Traffic Director is now configured to load balance traffic for the services specified in the HTTPRoute resource across the VMs in the managed instance group.

Create an HTTP client with an Envoy sidecar

You can verify the deployment by creating a client VM with an Envoy sidecar proxy that requests the Traffic Director configuration that was created earlier. The mesh parameter in the gcloud command refers to the Mesh resource that you already created.

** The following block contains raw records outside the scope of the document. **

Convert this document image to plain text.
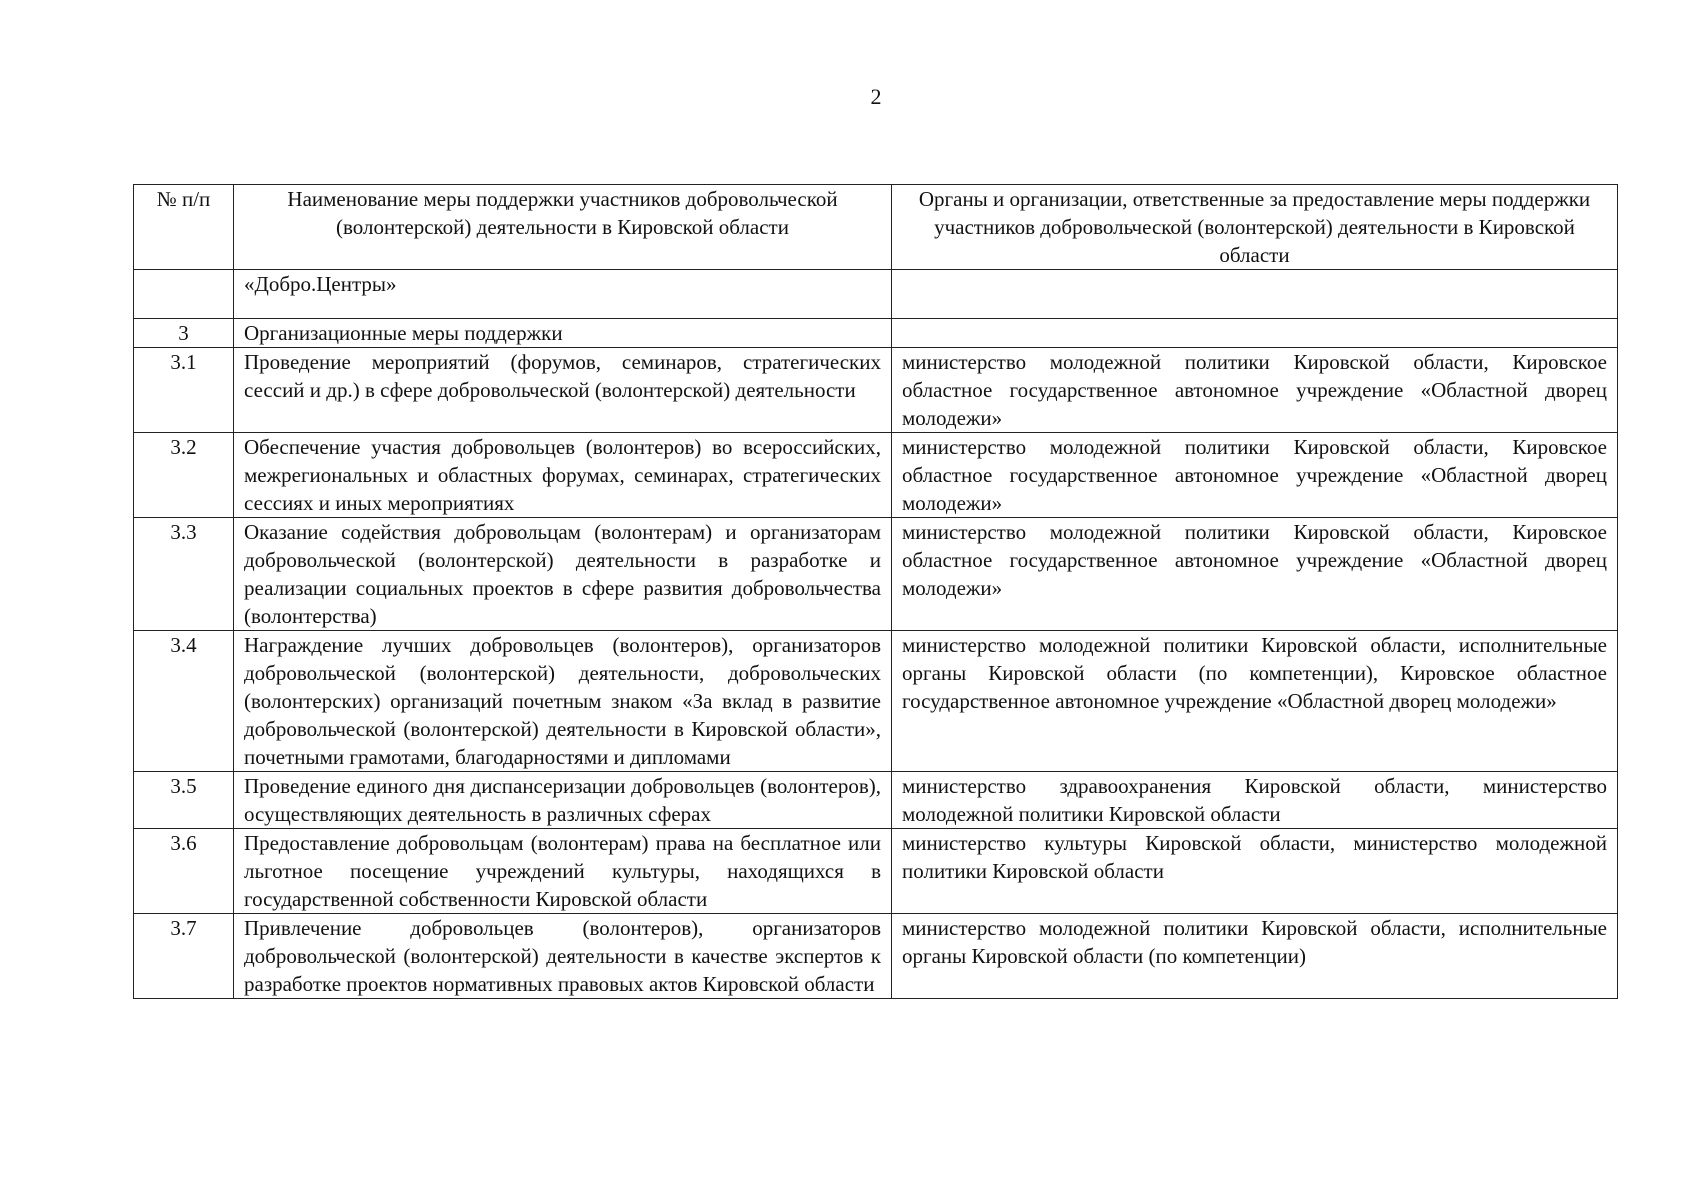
2
№ п/п	Наименование меры поддержки участников добровольческой (волонтерской) деятельности в Кировской области	Органы и организации, ответственные за предоставление меры поддержки участников добровольческой (волонтерской) деятельности в Кировской области
	«Добро.Центры»	
3	Организационные меры поддержки	
3.1	Проведение мероприятий (форумов, семинаров, стратегических сессий и др.) в сфере добровольческой (волонтерской) деятельности	министерство молодежной политики Кировской области, Кировское областное государственное автономное учреждение «Областной дворец молодежи»
3.2	Обеспечение участия добровольцев (волонтеров) во всероссийских, межрегиональных и областных форумах, семинарах, стратегических сессиях и иных мероприятиях	министерство молодежной политики Кировской области, Кировское областное государственное автономное учреждение «Областной дворец молодежи»
3.3	Оказание содействия добровольцам (волонтерам) и организаторам добровольческой (волонтерской) деятельности в разработке и реализации социальных проектов в сфере развития добровольчества (волонтерства)	министерство молодежной политики Кировской области, Кировское областное государственное автономное учреждение «Областной дворец молодежи»
3.4	Награждение лучших добровольцев (волонтеров), организаторов добровольческой (волонтерской) деятельности, добровольческих (волонтерских) организаций почетным знаком «За вклад в развитие добровольческой (волонтерской) деятельности в Кировской области», почетными грамотами, благодарностями и дипломами	министерство молодежной политики Кировской области, исполнительные органы Кировской области (по компетенции), Кировское областное государственное автономное учреждение «Областной дворец молодежи»
3.5	Проведение единого дня диспансеризации добровольцев (волонтеров), осуществляющих деятельность в различных сферах	министерство здравоохранения Кировской области, министерство молодежной политики Кировской области
3.6	Предоставление добровольцам (волонтерам) права на бесплатное или льготное посещение учреждений культуры, находящихся в государственной собственности Кировской области	министерство культуры Кировской области, министерство молодежной политики Кировской области
3.7	Привлечение добровольцев (волонтеров), организаторов добровольческой (волонтерской) деятельности в качестве экспертов к разработке проектов нормативных правовых актов Кировской области	министерство молодежной политики Кировской области, исполнительные органы Кировской области (по компетенции)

  1. Create an instance template.

    gcloud beta compute instance-templates create td-vm-client-template \
      --image-family=debian-10 \
      --image-project=debian-cloud \
      --service-proxy=enabled,mesh=sidecar-mesh
    
  2. Create a VM with an Envoy proxy that is connected to Traffic Director.

    gcloud compute instances create td-vm-client \
      --zone=ZONE \
      --source-instance-template td-vm-client-template
    
  3. Log in to the VM.

    gcloud compute ssh td-vm-client
    
  4. Run the curl command to verify HTTP connectivity to the test services.

    curl -H "Host: helloworld-gce" http://10.0.0.1/
    

The command should return a response from one of the VMs in the managed instance group, with its hostname printed to the console.